By Dennis Crouch
Although unwilling to confirm that the PTO will be cutting its budget, a Commerce Department spokesperson has told me that: “The [USPTO] is continuing its efforts to develop a sequestration plan—this plan is a work in progress and details are still forthcoming.” Reading between the lines, the answer is: yes, the PTO will be cutting its spending and turning-over user-fees to the treasury rather than using that money to examine patents or trademarks.
Update – Following the comments from the Commerce Department, PTO Director Rea distributed a message to employees that the agency is facing “substantial budgetary uncertainty” and is “working to identify potential savings and projects that could be deferred in a way that minimizes the impact to our mission and our employees.”
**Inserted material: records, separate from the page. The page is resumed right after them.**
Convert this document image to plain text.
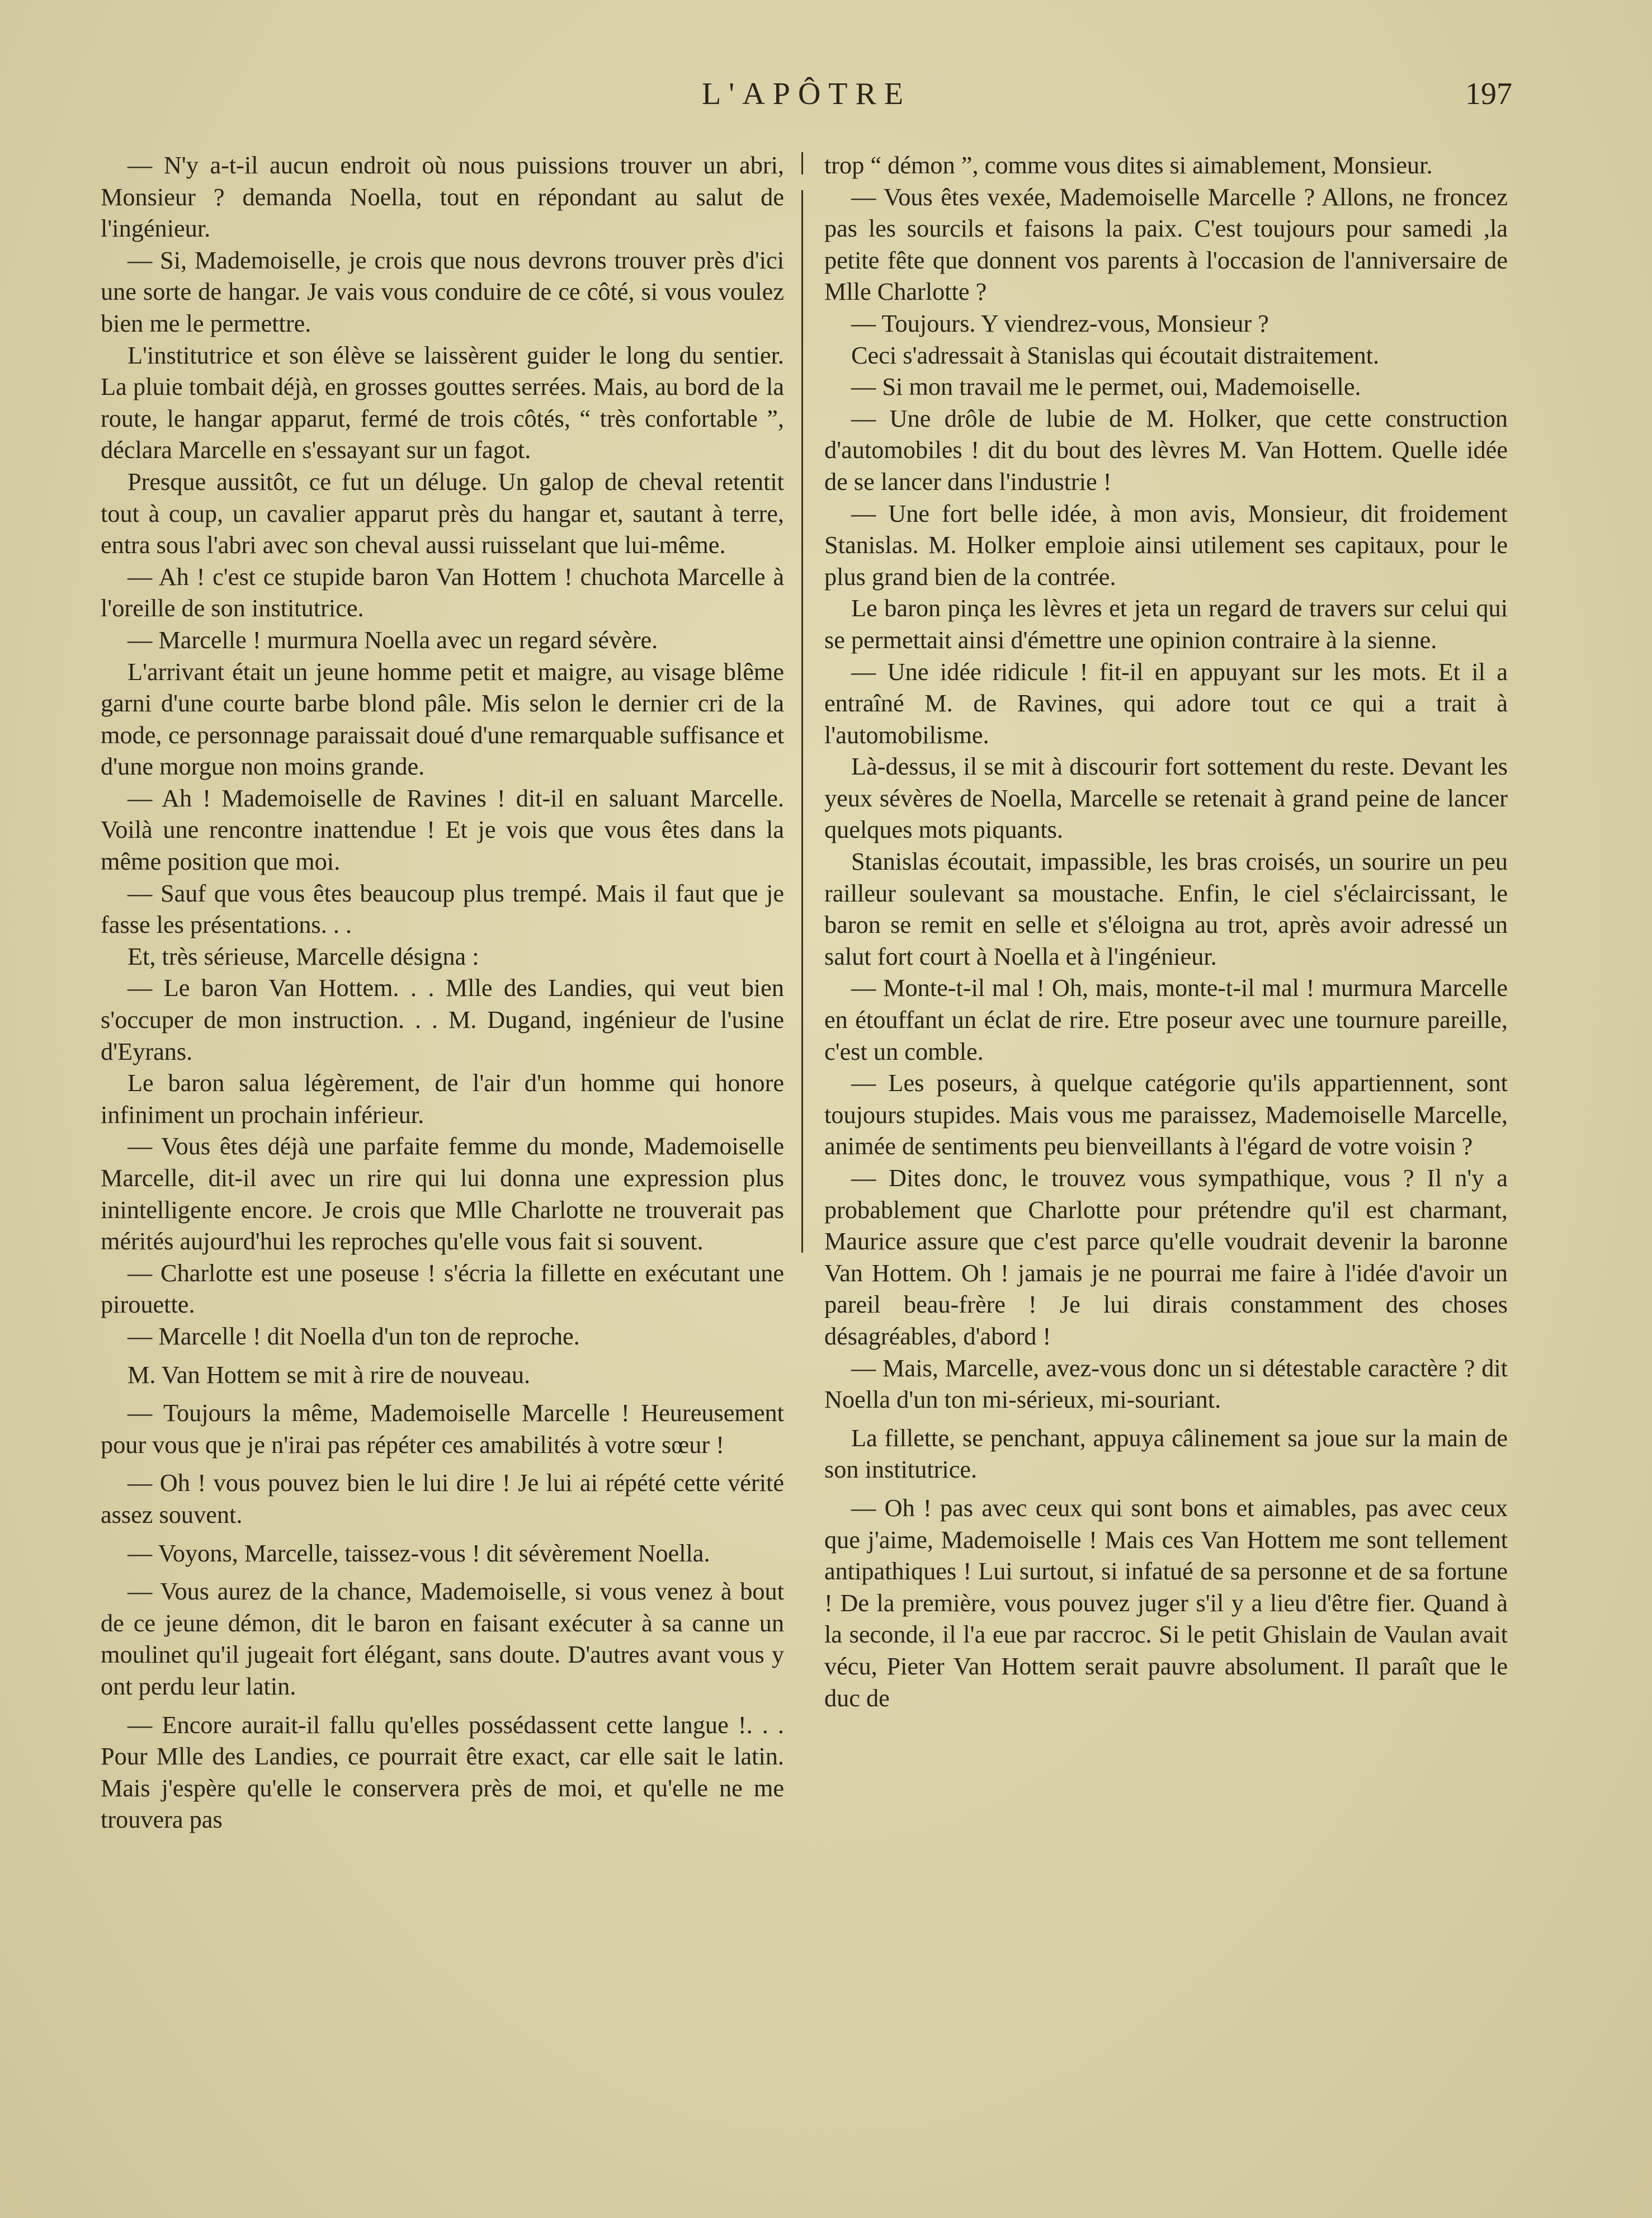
L'APÔTRE	197

— N'y a-t-il aucun endroit où nous puissions trouver un abri, Monsieur ? demanda Noella, tout en répondant au salut de l'ingénieur.

— Si, Mademoiselle, je crois que nous devrons trouver près d'ici une sorte de hangar. Je vais vous conduire de ce côté, si vous voulez bien me le permettre.

L'institutrice et son élève se laissèrent guider le long du sentier. La pluie tombait déjà, en grosses gouttes serrées. Mais, au bord de la route, le hangar apparut, fermé de trois côtés, “ très confortable ”, déclara Marcelle en s'essayant sur un fagot.

Presque aussitôt, ce fut un déluge. Un galop de cheval retentit tout à coup, un cavalier apparut près du hangar et, sautant à terre, entra sous l'abri avec son cheval aussi ruisselant que lui-même.

— Ah ! c'est ce stupide baron Van Hottem ! chuchota Marcelle à l'oreille de son institutrice.

— Marcelle ! murmura Noella avec un regard sévère.

L'arrivant était un jeune homme petit et maigre, au visage blême garni d'une courte barbe blond pâle. Mis selon le dernier cri de la mode, ce personnage paraissait doué d'une remarquable suffisance et d'une morgue non moins grande.

— Ah ! Mademoiselle de Ravines ! dit-il en saluant Marcelle. Voilà une rencontre inattendue ! Et je vois que vous êtes dans la même position que moi.

— Sauf que vous êtes beaucoup plus trempé. Mais il faut que je fasse les présentations. . .

Et, très sérieuse, Marcelle désigna :

— Le baron Van Hottem. . . Mlle des Landies, qui veut bien s'occuper de mon instruction. . . M. Dugand, ingénieur de l'usine d'Eyrans.

Le baron salua légèrement, de l'air d'un homme qui honore infiniment un prochain inférieur.

— Vous êtes déjà une parfaite femme du monde, Mademoiselle Marcelle, dit-il avec un rire qui lui donna une expression plus inintelligente encore. Je crois que Mlle Charlotte ne trouverait pas mérités aujourd'hui les reproches qu'elle vous fait si souvent.

— Charlotte est une poseuse ! s'écria la fillette en exécutant une pirouette.

— Marcelle ! dit Noella d'un ton de reproche.

M. Van Hottem se mit à rire de nouveau.

— Toujours la même, Mademoiselle Marcelle ! Heureusement pour vous que je n'irai pas répéter ces amabilités à votre sœur !

— Oh ! vous pouvez bien le lui dire ! Je lui ai répété cette vérité assez souvent.

— Voyons, Marcelle, taissez-vous ! dit sévèrement Noella.

— Vous aurez de la chance, Mademoiselle, si vous venez à bout de ce jeune démon, dit le baron en faisant exécuter à sa canne un moulinet qu'il jugeait fort élégant, sans doute. D'autres avant vous y ont perdu leur latin.

— Encore aurait-il fallu qu'elles possédassent cette langue !. . . Pour Mlle des Landies, ce pourrait être exact, car elle sait le latin. Mais j'espère qu'elle le conservera près de moi, et qu'elle ne me trouvera pas

trop “ démon ”, comme vous dites si aimablement, Monsieur.

— Vous êtes vexée, Mademoiselle Marcelle ? Allons, ne froncez pas les sourcils et faisons la paix. C'est toujours pour samedi ,la petite fête que donnent vos parents à l'occasion de l'anniversaire de Mlle Charlotte ?

— Toujours. Y viendrez-vous, Monsieur ?

Ceci s'adressait à Stanislas qui écoutait distraitement.

— Si mon travail me le permet, oui, Mademoiselle.

— Une drôle de lubie de M. Holker, que cette construction d'automobiles ! dit du bout des lèvres M. Van Hottem. Quelle idée de se lancer dans l'industrie !

— Une fort belle idée, à mon avis, Monsieur, dit froidement Stanislas. M. Holker emploie ainsi utilement ses capitaux, pour le plus grand bien de la contrée.

Le baron pinça les lèvres et jeta un regard de travers sur celui qui se permettait ainsi d'émettre une opinion contraire à la sienne.

— Une idée ridicule ! fit-il en appuyant sur les mots. Et il a entraîné M. de Ravines, qui adore tout ce qui a trait à l'automobilisme.

Là-dessus, il se mit à discourir fort sottement du reste. Devant les yeux sévères de Noella, Marcelle se retenait à grand peine de lancer quelques mots piquants.

Stanislas écoutait, impassible, les bras croisés, un sourire un peu railleur soulevant sa moustache. Enfin, le ciel s'éclaircissant, le baron se remit en selle et s'éloigna au trot, après avoir adressé un salut fort court à Noella et à l'ingénieur.

— Monte-t-il mal ! Oh, mais, monte-t-il mal ! murmura Marcelle en étouffant un éclat de rire. Etre poseur avec une tournure pareille, c'est un comble.

— Les poseurs, à quelque catégorie qu'ils appartiennent, sont toujours stupides. Mais vous me paraissez, Mademoiselle Marcelle, animée de sentiments peu bienveillants à l'égard de votre voisin ?

— Dites donc, le trouvez vous sympathique, vous ? Il n'y a probablement que Charlotte pour prétendre qu'il est charmant, Maurice assure que c'est parce qu'elle voudrait devenir la baronne Van Hottem. Oh ! jamais je ne pourrai me faire à l'idée d'avoir un pareil beau-frère ! Je lui dirais constamment des choses désagréables, d'abord !

— Mais, Marcelle, avez-vous donc un si détestable caractère ? dit Noella d'un ton mi-sérieux, mi-souriant.

La fillette, se penchant, appuya câlinement sa joue sur la main de son institutrice.

— Oh ! pas avec ceux qui sont bons et aimables, pas avec ceux que j'aime, Mademoiselle ! Mais ces Van Hottem me sont tellement antipathiques ! Lui surtout, si infatué de sa personne et de sa fortune ! De la première, vous pouvez juger s'il y a lieu d'être fier. Quand à la seconde, il l'a eue par raccroc. Si le petit Ghislain de Vaulan avait vécu, Pieter Van Hottem serait pauvre absolument. Il paraît que le duc de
In her email, Director Rea makes clear that the under sequestration, the PTO will be unable to use a “significant” amount of user fees and those fees will instead be returned to the US treasury. In the past, this has been known as “fee diversion.”
The action plan is to first cut all non-examination related spending and then determine whether further spending cuts are necessary.
In light of these factors and the substantial budgetary uncertainty the agency now faces, it is essential that we act now to further reduce spending. I have thus asked the management team to come together to identify immediate and significant spending reductions for the remainder of FY 2013 with a focus on minimizing the impact to our mission and our employees. The management team is taking immediate measures to limit all expenditures, including but not restricted to most hiring, travel, training, and IT modernization projects. (Your managers may even be reaching out to you for ideas on cost savings measures.)
One thing to remember in all of this is that the USPTO budget has increased sharply over the past three years. FY2010 budget was two billion dollars while the FY2013 budget was almost three billion dollars. The sequester reduction is rather minuscule compared to the size of this increase.